Terzietà contro unità: la riforma della giustizia divide il Paese e ridisegna l’equilibrio dei poteri nella magistratura

Antonio Loiacono

Con il via libera del Senato alla riforma della giustizia, l’Italia compie un passo che da anni divide giuristi e politica: la separazione delle carriere tra giudici e pubblici ministeri. Una riforma che, nel bene e nel male, cambia l’architettura della magistratura così come la conosciamo dal 1948.

L’obiettivo dichiarato è chiaro: rafforzare la terzietà del giudice e rendere più netta la distinzione tra chi accusa e chi giudica. Una richiesta che da tempo arriva da chi teme che l’attuale sistema, dove giudici e PM condividono la stessa carriera, possa minare la percezione di imparzialità dei tribunali.

Tra gli aspetti positivi, la riforma promette maggiore chiarezza dei ruoli e specializzazione delle funzioni. Il giudice tornerà a essere un arbitro pienamente terzo, il pubblico ministero un investigatore autonomo. Due percorsi separati potrebbero anche ridurre quella sensazione di “casta chiusa” che da anni grava sull’immagine della magistratura.

C’è poi un dato europeo: in molti Paesi del continente – dalla Francia alla Germania – giudici e PM seguono carriere distinte. L’Italia, insomma, non sarebbe un’eccezione ma un allineamento ai modelli già consolidati.

Ma non mancano i punti critici. Il primo riguarda l’unità della magistratura, principio costituzionale che finora ha garantito la sua indipendenza da altri poteri. Separare i percorsi rischia di creare due corpi con logiche e interessi diversi, indebolendo un equilibrio che ha retto per decenni.

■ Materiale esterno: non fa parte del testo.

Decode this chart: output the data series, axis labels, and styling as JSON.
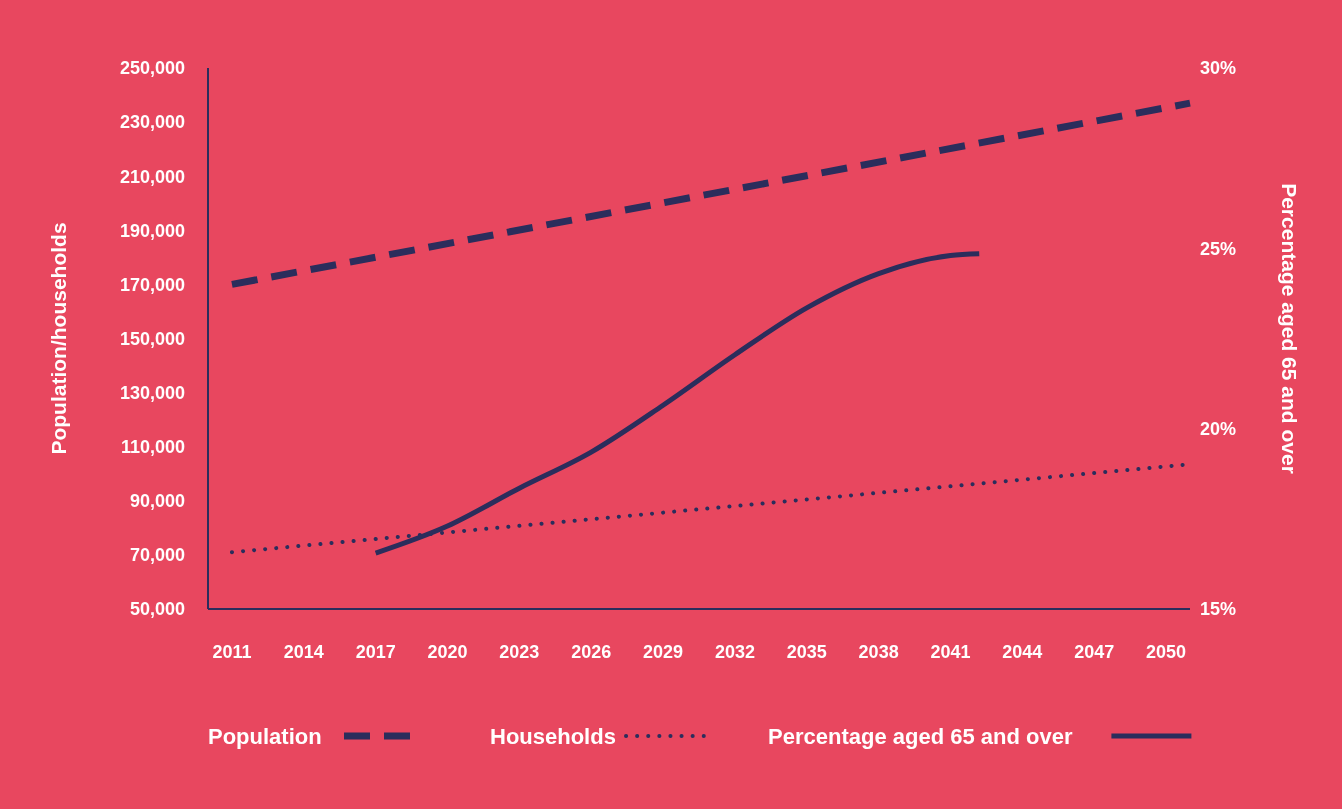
{
  "chart_data": {
    "type": "line",
    "xlabel": null,
    "ylabel": "Population/households",
    "y2label": "Percentage aged 65 and over",
    "xlim": [
      2010,
      2051
    ],
    "xticks": [
      2011,
      2014,
      2017,
      2020,
      2023,
      2026,
      2029,
      2032,
      2035,
      2038,
      2041,
      2044,
      2047,
      2050
    ],
    "ylim": [
      50000,
      250000
    ],
    "yticks": [
      {
        "value": 50000,
        "label": "50,000"
      },
      {
        "value": 70000,
        "label": "70,000"
      },
      {
        "value": 90000,
        "label": "90,000"
      },
      {
        "value": 110000,
        "label": "110,000"
      },
      {
        "value": 130000,
        "label": "130,000"
      },
      {
        "value": 150000,
        "label": "150,000"
      },
      {
        "value": 170000,
        "label": "170,000"
      },
      {
        "value": 190000,
        "label": "190,000"
      },
      {
        "value": 210000,
        "label": "210,000"
      },
      {
        "value": 230000,
        "label": "230,000"
      },
      {
        "value": 250000,
        "label": "250,000"
      }
    ],
    "y2lim": [
      15,
      30
    ],
    "y2ticks": [
      {
        "value": 15,
        "label": "15%"
      },
      {
        "value": 20,
        "label": "20%"
      },
      {
        "value": 25,
        "label": "25%"
      },
      {
        "value": 30,
        "label": "30%"
      }
    ],
    "grid": false,
    "legend": "bottom",
    "marker": "none",
    "series": [
      {
        "name": "Population",
        "color": "#2b2d5c",
        "line_style": "dashed",
        "x": [
          2011,
          2051
        ],
        "values": [
          170000,
          237000
        ]
      },
      {
        "name": "Households",
        "color": "#2b2d5c",
        "line_style": "dotted",
        "x": [
          2011,
          2051
        ],
        "values": [
          71000,
          103500
        ]
      },
      {
        "name": "Percentage aged 65 and over",
        "color": "#2b2d5c",
        "line_style": "solid",
        "axis": "y2",
        "x": [
          2017,
          2020,
          2023,
          2026,
          2029,
          2032,
          2035,
          2038,
          2041,
          2042.2
        ],
        "values": [
          16.55,
          17.3,
          18.35,
          19.35,
          20.65,
          22.05,
          23.35,
          24.3,
          24.8,
          24.85
        ]
      }
    ]
  }
}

Ancora più delicato il tema dell’autonomia del pubblico ministero. Molti temono che, in assenza di solide garanzie, il PM possa finire sotto l’influenza dell’esecutivo, come accade in alcuni ordinamenti stranieri. Sarebbe un passo indietro rispetto alla tradizione italiana di indipendenza delle indagini, anche quando toccano il potere politico.

Infine, resta la domanda più concreta: questa riforma migliorerà davvero la giustizia dei cittadini?
Separare le carriere non accorcerà i tempi dei processi né risolverà la carenza di organico o la disuguaglianza tra tribunali del Nord e del Sud. È una riforma di principio, non di efficienza.

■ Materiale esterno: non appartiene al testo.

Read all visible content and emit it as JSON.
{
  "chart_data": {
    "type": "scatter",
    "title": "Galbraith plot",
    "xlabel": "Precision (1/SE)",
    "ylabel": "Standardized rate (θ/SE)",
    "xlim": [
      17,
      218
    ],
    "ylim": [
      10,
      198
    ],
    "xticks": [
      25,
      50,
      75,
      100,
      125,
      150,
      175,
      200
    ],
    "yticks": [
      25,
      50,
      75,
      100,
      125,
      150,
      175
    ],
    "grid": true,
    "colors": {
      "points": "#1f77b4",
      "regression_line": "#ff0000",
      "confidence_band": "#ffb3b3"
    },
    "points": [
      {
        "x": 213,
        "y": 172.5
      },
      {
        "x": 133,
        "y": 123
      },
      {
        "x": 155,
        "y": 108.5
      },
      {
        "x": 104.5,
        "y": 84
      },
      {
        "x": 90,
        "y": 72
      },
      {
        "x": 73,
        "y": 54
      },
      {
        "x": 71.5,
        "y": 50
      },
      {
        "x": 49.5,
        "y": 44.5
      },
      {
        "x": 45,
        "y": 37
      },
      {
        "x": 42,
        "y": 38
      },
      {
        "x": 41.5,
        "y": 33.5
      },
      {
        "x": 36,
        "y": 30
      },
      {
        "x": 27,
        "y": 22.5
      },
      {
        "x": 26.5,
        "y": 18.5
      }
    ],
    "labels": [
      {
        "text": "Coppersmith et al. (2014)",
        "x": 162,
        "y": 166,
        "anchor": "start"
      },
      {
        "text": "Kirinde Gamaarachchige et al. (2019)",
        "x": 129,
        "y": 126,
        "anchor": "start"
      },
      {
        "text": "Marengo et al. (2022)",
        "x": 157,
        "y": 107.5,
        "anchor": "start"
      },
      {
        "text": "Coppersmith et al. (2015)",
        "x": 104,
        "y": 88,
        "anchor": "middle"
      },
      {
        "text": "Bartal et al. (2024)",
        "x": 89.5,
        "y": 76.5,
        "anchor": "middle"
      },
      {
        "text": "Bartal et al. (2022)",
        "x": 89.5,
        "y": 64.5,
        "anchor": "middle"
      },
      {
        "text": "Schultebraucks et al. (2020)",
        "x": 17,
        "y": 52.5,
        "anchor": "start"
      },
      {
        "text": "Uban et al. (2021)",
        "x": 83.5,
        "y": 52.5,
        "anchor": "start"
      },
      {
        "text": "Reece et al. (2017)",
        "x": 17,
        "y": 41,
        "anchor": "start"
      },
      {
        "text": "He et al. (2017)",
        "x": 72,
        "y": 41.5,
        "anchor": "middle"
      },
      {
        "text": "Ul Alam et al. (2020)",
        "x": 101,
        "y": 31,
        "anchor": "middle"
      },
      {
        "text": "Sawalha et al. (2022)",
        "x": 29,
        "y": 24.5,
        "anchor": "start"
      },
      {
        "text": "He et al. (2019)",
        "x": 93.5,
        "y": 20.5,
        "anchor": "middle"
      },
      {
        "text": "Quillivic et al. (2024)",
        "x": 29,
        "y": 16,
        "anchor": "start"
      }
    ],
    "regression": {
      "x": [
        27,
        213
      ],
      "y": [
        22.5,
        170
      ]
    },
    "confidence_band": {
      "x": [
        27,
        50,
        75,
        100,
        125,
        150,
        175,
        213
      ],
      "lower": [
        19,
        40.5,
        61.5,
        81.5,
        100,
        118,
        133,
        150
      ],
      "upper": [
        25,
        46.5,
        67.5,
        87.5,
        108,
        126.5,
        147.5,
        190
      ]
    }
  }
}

In fondo, la posta in gioco è l’equilibrio tra due valori cardine della nostra democrazia: l’imparzialità del giudice e l’indipendenza della magistratura.
Spostare il baricentro è possibile, ma farlo senza incrinare questo equilibrio sarà la vera prova di maturità della riforma.

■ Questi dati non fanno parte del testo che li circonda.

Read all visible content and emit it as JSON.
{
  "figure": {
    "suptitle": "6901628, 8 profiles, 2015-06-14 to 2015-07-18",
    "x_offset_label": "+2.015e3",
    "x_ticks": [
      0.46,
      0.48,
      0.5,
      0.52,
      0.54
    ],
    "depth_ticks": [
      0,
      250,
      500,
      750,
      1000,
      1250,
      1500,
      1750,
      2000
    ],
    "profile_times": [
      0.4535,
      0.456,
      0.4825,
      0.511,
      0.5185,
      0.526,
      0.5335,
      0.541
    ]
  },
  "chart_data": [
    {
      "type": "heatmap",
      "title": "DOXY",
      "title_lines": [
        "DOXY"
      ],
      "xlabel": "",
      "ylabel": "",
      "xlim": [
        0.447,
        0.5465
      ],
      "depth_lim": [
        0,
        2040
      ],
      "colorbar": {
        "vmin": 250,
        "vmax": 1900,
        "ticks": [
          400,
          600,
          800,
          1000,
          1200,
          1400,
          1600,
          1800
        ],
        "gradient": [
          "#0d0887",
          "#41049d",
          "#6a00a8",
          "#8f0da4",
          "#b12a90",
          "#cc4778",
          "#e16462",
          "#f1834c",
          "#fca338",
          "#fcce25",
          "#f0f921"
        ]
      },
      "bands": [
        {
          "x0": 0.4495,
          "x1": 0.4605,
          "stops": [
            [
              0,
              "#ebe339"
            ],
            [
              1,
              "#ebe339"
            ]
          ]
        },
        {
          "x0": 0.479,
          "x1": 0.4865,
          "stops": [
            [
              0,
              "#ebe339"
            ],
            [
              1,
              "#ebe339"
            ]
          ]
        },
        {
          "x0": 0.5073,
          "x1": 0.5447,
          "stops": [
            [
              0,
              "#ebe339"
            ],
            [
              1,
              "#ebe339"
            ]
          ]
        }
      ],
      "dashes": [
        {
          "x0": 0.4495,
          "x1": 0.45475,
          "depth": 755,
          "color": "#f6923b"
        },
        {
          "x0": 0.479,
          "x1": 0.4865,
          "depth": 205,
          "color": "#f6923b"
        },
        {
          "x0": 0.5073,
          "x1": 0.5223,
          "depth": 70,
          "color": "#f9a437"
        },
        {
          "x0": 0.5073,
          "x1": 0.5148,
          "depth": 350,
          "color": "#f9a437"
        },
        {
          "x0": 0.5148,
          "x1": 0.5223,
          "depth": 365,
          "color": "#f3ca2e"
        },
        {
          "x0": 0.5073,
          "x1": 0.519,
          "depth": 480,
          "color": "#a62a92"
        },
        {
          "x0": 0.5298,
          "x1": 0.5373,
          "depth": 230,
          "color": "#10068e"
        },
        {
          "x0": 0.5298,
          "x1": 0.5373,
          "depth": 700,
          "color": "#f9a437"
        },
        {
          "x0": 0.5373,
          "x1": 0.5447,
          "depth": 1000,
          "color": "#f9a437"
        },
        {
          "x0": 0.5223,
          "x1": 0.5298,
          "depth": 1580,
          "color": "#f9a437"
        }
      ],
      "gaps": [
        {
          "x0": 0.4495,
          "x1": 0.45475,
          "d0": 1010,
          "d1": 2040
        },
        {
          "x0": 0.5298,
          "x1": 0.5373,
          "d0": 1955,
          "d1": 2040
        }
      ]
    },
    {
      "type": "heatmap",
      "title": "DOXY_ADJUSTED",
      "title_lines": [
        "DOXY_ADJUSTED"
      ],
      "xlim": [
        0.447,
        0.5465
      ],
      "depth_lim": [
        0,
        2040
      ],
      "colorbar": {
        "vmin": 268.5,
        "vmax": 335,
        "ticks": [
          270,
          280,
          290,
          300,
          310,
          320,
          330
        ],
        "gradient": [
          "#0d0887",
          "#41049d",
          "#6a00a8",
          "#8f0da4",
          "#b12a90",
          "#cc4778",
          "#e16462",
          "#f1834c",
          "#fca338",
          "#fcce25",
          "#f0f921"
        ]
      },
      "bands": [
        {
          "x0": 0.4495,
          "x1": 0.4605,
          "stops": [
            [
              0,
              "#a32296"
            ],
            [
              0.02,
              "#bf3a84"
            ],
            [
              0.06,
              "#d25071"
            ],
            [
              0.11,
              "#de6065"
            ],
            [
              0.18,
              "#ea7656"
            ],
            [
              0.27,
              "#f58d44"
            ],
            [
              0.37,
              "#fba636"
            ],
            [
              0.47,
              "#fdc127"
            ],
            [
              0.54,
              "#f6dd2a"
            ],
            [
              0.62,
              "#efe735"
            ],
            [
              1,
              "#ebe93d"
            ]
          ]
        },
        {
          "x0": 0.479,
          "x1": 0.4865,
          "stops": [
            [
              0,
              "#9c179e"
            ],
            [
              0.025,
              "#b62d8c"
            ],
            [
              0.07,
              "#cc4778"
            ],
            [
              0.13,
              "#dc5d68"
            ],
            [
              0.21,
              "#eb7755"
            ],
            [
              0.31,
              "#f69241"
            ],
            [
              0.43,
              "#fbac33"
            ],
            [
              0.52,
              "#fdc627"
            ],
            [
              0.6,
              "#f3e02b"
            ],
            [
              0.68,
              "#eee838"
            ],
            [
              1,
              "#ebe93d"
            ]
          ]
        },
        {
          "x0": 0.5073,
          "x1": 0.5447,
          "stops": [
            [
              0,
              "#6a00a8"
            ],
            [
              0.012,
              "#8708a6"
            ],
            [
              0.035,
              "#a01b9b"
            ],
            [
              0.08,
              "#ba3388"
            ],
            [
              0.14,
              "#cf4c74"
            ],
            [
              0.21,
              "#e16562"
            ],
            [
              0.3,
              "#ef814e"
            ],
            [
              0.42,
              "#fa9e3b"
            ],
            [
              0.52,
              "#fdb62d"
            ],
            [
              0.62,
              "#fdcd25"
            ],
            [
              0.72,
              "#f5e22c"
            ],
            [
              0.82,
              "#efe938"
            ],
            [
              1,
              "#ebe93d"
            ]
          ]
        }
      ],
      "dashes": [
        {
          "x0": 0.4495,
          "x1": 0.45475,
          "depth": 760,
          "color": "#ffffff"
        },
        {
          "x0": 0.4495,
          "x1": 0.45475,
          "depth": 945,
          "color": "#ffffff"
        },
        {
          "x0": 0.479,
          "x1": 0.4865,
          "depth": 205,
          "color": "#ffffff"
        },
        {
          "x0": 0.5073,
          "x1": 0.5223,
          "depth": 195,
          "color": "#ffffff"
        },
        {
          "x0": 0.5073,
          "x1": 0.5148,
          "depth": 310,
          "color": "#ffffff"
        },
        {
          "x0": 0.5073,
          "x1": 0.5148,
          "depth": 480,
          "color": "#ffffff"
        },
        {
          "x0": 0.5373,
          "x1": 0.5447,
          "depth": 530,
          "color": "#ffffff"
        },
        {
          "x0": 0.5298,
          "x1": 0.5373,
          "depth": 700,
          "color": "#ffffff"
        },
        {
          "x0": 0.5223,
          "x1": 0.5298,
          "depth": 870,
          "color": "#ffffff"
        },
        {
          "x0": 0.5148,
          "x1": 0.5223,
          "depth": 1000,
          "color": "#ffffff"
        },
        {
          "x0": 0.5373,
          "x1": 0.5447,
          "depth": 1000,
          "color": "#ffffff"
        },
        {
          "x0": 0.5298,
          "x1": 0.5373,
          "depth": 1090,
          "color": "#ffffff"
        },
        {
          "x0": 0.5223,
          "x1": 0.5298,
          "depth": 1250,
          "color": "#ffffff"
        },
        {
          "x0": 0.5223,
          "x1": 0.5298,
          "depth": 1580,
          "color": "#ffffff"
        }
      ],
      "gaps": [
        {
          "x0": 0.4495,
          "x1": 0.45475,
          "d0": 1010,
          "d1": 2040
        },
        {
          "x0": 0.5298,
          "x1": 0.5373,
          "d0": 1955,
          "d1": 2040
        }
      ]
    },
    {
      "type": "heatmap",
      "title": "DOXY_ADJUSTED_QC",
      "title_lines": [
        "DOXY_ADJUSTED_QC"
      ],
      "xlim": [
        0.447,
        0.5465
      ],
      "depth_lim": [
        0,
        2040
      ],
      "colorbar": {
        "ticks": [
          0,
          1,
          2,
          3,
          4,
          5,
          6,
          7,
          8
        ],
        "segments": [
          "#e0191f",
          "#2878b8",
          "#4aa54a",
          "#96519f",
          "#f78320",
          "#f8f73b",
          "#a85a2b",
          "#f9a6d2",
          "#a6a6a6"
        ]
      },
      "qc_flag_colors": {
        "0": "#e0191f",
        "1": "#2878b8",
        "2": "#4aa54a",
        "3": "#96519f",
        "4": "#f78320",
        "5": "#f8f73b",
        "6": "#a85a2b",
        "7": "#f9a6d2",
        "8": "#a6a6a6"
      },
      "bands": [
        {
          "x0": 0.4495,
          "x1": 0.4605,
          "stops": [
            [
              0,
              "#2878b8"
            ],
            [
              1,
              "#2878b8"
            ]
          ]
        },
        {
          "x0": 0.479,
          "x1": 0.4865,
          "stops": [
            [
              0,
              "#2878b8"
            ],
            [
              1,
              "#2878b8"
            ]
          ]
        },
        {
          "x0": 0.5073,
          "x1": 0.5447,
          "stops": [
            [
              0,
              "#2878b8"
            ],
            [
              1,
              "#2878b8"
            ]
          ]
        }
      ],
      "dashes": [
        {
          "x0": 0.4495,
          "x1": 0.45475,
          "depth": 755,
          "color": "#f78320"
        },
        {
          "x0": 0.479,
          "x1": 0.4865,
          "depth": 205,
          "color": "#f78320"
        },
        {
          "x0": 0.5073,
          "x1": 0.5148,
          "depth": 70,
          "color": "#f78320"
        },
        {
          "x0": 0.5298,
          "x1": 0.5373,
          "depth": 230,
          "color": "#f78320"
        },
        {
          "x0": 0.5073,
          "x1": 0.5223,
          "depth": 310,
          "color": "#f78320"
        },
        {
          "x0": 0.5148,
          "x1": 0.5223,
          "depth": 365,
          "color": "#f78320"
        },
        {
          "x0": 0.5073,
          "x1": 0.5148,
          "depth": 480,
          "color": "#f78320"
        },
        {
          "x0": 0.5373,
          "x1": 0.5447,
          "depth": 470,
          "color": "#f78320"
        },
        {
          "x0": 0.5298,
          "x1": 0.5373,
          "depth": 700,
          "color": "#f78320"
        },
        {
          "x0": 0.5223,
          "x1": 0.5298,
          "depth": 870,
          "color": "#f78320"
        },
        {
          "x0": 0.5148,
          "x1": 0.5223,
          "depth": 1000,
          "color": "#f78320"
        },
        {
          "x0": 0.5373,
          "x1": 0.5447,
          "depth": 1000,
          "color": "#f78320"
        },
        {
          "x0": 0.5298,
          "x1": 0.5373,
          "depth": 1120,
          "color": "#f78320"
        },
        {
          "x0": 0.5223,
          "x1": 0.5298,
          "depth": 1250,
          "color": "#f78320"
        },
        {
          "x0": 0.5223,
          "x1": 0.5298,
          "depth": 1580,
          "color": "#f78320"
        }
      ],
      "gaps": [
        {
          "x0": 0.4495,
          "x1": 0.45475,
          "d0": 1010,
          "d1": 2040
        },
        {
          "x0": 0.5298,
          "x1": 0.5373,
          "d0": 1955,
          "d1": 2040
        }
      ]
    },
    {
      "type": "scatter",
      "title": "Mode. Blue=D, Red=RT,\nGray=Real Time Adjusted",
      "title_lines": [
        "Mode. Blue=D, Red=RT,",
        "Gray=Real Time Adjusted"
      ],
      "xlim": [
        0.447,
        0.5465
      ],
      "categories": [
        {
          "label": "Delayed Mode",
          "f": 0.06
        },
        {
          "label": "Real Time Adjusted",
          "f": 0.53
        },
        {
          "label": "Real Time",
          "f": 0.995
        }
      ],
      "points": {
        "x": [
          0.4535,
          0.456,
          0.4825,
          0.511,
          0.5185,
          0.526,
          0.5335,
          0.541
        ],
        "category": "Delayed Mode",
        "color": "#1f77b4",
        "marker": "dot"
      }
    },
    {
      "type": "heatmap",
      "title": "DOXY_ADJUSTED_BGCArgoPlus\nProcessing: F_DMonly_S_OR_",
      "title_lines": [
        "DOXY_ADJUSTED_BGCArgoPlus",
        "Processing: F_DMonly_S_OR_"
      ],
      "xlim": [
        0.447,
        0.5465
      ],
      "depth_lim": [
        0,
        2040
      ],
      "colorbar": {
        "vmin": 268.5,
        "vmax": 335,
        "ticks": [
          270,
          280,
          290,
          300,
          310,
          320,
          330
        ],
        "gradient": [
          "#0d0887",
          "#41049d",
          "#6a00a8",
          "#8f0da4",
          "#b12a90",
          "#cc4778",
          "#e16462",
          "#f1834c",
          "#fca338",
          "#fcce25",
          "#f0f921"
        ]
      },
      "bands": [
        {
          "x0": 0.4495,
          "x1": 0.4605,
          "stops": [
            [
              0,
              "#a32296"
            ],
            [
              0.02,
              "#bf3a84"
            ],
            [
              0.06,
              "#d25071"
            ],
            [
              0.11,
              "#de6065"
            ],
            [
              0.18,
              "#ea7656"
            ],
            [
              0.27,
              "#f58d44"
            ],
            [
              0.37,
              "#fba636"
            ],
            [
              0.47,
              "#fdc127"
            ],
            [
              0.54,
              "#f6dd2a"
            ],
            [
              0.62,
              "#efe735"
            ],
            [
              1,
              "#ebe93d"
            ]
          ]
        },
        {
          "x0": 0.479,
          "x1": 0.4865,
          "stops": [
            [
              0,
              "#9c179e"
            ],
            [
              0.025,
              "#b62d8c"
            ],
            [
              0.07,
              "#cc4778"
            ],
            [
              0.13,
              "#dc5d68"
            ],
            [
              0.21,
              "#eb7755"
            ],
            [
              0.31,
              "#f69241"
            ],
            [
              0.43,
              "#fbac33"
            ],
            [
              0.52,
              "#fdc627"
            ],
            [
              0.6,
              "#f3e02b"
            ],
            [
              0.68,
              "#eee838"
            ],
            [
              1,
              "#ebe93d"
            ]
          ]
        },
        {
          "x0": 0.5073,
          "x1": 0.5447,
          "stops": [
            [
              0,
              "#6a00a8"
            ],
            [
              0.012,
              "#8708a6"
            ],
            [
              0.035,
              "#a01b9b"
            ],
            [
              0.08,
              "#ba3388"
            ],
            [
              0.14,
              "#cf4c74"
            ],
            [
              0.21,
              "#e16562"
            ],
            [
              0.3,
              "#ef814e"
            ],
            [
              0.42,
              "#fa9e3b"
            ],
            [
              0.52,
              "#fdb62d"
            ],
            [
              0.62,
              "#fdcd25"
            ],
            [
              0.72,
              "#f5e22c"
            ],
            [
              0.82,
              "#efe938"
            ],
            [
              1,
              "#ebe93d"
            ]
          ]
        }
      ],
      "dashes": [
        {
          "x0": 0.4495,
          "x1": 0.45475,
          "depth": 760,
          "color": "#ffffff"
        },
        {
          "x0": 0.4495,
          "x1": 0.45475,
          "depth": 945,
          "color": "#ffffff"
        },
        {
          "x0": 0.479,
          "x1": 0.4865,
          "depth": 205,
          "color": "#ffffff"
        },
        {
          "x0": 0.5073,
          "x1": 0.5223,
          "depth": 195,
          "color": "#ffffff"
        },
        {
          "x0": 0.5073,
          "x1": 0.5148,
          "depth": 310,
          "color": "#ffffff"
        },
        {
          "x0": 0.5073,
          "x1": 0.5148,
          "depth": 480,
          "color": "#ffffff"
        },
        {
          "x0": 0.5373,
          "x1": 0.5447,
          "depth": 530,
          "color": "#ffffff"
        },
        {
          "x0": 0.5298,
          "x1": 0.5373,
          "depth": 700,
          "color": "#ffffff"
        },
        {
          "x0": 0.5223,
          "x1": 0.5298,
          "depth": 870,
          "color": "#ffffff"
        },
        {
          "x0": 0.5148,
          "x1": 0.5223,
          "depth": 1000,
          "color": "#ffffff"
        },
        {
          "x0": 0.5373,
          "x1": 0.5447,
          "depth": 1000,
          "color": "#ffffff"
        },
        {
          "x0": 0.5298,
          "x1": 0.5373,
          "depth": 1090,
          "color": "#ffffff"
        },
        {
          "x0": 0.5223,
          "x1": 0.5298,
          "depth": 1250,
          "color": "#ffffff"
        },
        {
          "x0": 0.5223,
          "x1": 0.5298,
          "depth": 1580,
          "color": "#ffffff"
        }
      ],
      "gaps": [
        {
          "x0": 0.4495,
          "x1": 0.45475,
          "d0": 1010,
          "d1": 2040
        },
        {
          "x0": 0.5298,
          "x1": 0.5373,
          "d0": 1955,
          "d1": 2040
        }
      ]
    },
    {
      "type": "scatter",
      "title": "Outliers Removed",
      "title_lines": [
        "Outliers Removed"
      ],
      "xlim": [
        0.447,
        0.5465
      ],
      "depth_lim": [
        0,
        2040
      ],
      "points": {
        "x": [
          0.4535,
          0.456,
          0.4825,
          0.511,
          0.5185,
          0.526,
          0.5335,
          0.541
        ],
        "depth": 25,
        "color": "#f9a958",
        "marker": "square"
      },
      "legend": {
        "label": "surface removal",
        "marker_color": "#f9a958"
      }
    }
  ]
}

E ora la partita passa ai cittadini. Poiché la riforma non ha raggiunto la maggioranza dei due terzi in Parlamento, potrà essere sottoposta a referendum confermativo nei prossimi mesi. Saranno dunque gli elettori, con il loro voto, a decidere se sancire definitivamente la separazione delle carriere. Una scelta che non riguarda solo la giustizia, ma l’idea stessa di equilibrio tra i poteri dello Stato.